On November 10, an independent review report was released by US-based NASA hinting the agency is all set to undertake its Mars Sample Return (MSR) campaign to bring rock samples from the Red Planet.

"The agency established the MSR Independent Review Board (IRB) to evaluate its early concepts for a groundbreaking, international partnership with ESA (European Space Agency) to return the first samples from another planet," Nasa said in a statement.

“After a thorough review of the agency’s planning over the past several years, the IRB unanimously believes that Nasa is now ready to carry out the MSR program, the next step for robotic exploration of Mars," added the statement.

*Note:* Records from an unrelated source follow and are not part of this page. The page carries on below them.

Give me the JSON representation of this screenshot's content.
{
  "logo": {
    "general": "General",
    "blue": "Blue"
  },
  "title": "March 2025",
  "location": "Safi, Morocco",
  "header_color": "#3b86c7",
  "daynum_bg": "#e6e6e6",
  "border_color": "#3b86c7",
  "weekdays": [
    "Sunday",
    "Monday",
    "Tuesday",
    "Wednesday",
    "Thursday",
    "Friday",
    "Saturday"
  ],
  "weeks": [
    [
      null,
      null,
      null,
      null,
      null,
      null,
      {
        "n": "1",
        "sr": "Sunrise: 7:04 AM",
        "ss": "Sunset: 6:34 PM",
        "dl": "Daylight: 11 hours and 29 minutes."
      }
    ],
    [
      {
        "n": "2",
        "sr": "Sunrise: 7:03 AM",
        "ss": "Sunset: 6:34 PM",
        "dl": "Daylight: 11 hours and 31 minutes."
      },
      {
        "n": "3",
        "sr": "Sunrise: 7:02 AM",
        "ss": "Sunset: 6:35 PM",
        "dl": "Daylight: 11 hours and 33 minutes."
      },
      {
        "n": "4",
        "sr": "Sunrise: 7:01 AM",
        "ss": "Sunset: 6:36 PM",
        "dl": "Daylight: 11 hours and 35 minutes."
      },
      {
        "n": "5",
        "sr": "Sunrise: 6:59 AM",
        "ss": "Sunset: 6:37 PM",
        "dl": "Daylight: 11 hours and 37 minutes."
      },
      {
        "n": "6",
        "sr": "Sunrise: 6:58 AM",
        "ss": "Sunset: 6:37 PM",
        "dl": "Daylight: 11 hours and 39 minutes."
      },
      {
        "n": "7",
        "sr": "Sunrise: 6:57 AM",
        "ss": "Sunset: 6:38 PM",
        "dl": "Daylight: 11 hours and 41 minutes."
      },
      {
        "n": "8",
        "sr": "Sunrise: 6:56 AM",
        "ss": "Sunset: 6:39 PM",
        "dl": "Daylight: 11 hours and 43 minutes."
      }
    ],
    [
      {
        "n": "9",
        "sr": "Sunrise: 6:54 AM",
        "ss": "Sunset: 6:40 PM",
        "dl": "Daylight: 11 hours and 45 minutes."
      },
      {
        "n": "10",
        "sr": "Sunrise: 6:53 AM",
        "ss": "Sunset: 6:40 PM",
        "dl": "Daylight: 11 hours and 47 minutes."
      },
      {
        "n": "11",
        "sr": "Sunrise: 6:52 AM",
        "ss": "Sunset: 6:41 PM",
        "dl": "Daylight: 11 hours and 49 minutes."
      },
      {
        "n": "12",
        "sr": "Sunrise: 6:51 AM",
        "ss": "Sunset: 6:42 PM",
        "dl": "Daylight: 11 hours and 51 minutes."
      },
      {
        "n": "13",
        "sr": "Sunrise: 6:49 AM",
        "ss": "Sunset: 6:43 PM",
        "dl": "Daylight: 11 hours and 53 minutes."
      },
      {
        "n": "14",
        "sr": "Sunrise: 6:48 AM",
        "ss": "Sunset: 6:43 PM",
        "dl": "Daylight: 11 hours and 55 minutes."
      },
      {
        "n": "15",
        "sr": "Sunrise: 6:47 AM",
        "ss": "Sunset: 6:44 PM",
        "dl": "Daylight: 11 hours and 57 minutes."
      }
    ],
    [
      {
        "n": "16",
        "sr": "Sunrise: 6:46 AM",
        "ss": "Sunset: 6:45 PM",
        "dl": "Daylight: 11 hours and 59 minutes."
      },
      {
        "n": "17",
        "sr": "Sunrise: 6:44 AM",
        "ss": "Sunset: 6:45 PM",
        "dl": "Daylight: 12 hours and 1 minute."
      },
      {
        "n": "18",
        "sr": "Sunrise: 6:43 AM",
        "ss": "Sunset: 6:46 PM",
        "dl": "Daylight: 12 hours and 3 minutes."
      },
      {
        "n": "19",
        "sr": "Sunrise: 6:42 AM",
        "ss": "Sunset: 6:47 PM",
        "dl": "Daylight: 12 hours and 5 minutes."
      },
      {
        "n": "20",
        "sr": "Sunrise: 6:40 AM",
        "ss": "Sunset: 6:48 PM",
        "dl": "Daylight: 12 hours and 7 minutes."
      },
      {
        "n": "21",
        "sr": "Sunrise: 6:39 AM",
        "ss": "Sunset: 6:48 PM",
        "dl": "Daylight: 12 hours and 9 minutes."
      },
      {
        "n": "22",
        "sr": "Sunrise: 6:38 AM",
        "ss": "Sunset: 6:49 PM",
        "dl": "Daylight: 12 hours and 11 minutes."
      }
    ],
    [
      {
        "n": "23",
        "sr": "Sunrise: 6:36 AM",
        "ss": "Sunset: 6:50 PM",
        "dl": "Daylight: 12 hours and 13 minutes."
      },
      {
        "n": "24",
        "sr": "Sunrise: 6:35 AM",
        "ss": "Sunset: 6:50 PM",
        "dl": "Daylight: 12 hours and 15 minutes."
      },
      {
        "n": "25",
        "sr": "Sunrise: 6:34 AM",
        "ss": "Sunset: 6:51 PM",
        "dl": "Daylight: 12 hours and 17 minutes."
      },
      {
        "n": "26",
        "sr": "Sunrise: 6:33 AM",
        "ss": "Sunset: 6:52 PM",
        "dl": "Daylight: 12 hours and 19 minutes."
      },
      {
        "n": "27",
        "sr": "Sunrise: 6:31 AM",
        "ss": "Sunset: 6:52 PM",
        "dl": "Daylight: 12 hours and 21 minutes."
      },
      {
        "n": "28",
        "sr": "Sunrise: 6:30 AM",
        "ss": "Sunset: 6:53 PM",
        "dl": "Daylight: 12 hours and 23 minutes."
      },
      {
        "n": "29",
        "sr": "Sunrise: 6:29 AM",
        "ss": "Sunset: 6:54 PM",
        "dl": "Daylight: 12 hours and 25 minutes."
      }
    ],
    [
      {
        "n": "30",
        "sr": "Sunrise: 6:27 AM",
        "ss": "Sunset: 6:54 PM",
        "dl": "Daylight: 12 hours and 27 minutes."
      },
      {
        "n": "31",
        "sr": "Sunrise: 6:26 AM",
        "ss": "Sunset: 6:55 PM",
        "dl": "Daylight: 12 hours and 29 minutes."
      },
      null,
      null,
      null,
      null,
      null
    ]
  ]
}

It may be recalled that NASA had launched its Mars 2020 Perseverance rover in July and the rover is now more than halfway to the planet. The Perseverance rover will try to collect rock and soil samples from Mars.

"Aboard Perseverance is a sophisticated sampling system with a coring drill and sample tubes that are the cleanest hardware ever sent to space. Once on Mars, Perseverance aims to cache rock and regolith samples in its collection tubes. It then would leave some of them on the Martian surface for an ESA-provided "fetch" rover to collect and deliver to a Nasa-provided Mars Ascent Vehicle, which then would launch the samples into orbit around Mars," said the statement by Nasa.

"An ESA-provided Earth Return Orbiter would then rendezvous with the samples in orbit around Mars and take them in a highly secure containment capsule for return to Earth in the 2030s," it added.

"I believe this sample return will be well worth the effort and help us answer key astrobiology questions about the Red Planet bringing us one step closer to our eventual goal of sending humans to Mars," said Thomas Zurbuchen, Nasa associate administrator for science at the agency’s headquarters in Washington.